Have you ever been hanging out with the same old crowd when suddenly a fresh, new face burst onto the scene? This new person brings a new form of energy, a wisp of danger, the very real sense of excitement to an existence that needed to be invigorated. You find yourself capitulating to the new person's will almost immediately.
A year later, you're still hanging out with the same old crowd when someone asks you if had you had met anyone new and interesting lately. "Not really," you reply. "You know, the same old same old." Suddenly you feel a twang of guilt because there was that one brief tropical storm that blew through a year earlier, but while it was a nice change of pace, it turned out to be something rather unsubstantial -- a fresh, sparkling coat of paint on what turned out to be a shallow package.
I've been having those same kind of feelings about the movie Slumdog Millionaire. It appeared suddenly out of the east, caught us all up in its tidal wave, blew through, picked up a slew of Oscars and left, not really altering the landscape all that much.

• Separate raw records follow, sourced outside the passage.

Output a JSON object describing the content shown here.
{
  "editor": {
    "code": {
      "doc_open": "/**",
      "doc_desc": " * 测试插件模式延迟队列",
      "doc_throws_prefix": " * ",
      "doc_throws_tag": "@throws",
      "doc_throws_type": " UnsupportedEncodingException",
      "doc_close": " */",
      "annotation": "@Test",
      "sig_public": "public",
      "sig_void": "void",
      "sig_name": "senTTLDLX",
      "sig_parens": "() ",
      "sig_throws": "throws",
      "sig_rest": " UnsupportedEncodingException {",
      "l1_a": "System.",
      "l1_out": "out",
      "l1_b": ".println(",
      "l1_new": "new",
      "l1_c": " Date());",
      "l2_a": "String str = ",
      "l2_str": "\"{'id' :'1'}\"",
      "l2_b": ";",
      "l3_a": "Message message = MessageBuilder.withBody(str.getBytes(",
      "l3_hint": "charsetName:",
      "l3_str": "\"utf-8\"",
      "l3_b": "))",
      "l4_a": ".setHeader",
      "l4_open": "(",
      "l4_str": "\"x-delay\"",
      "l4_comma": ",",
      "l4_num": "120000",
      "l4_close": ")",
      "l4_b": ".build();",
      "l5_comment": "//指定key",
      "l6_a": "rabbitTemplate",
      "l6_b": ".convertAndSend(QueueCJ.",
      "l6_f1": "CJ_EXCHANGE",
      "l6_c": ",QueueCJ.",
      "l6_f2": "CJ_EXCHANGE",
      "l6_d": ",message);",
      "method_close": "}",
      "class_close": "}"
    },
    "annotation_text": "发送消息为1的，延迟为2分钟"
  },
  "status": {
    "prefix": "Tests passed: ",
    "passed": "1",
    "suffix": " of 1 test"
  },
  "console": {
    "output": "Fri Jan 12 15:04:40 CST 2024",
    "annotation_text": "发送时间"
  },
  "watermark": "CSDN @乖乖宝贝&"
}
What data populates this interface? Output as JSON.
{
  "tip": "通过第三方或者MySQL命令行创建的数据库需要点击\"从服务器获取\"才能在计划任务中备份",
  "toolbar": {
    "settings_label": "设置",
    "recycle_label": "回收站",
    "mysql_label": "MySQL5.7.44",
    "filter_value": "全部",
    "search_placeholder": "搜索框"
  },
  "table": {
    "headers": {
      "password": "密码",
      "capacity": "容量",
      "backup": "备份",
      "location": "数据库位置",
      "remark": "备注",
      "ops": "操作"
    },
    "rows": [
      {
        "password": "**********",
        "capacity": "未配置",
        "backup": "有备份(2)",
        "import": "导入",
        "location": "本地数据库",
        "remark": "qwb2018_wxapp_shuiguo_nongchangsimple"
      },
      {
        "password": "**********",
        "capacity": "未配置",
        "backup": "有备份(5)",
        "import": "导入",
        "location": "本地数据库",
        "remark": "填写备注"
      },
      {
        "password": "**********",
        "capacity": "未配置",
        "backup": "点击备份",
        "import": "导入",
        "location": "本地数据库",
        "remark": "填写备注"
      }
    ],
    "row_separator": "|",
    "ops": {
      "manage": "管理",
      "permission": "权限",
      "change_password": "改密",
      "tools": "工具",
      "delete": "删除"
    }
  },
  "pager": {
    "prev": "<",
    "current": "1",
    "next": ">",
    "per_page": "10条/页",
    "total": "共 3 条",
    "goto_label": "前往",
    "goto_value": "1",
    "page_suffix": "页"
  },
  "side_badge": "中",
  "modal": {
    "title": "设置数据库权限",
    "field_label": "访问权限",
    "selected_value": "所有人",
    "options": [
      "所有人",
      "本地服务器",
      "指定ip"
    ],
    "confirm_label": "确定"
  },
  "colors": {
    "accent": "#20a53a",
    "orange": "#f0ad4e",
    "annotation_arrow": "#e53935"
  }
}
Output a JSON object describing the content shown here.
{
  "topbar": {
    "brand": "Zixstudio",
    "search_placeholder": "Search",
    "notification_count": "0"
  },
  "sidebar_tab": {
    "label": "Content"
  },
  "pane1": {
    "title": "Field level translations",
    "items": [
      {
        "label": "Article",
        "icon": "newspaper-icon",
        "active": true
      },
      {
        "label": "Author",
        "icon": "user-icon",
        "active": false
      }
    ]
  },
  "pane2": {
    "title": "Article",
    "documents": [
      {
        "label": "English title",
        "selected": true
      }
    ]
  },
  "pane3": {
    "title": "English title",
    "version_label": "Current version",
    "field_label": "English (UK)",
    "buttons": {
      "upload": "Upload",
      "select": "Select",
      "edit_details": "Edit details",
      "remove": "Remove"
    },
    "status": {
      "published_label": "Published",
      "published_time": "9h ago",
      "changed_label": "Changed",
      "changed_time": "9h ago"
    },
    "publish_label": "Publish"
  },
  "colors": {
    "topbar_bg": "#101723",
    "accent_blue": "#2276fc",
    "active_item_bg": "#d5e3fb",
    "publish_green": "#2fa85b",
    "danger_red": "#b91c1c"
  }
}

I was recently reviewing the handful of films that I thought were not only the best of last year but films that will be remembered fondly long into the next decade -- films like The Visitor, Frozen River, Happy Go Lucky, Milk, Wendy and Lucy, Let the Right One In, I've Loved You So Long, The Wrestler, and, yes, even The Dark Knight. And in the back of my mind was this nagging suspicion I was leaving out a film that belonged in that list. When I realized the film I was forgetting was Slumdog Millionaire, I took another careful look at it and thought, "No, it really doesn't belong on that list."
Slumdog caught us all by surprise, but like any light that shines too brightly at the beginning, its dazzle has faded rapidly. In about five years -- perhaps even less -- it won't even be remembered as one of the 10 best films of 2008, let alone the best.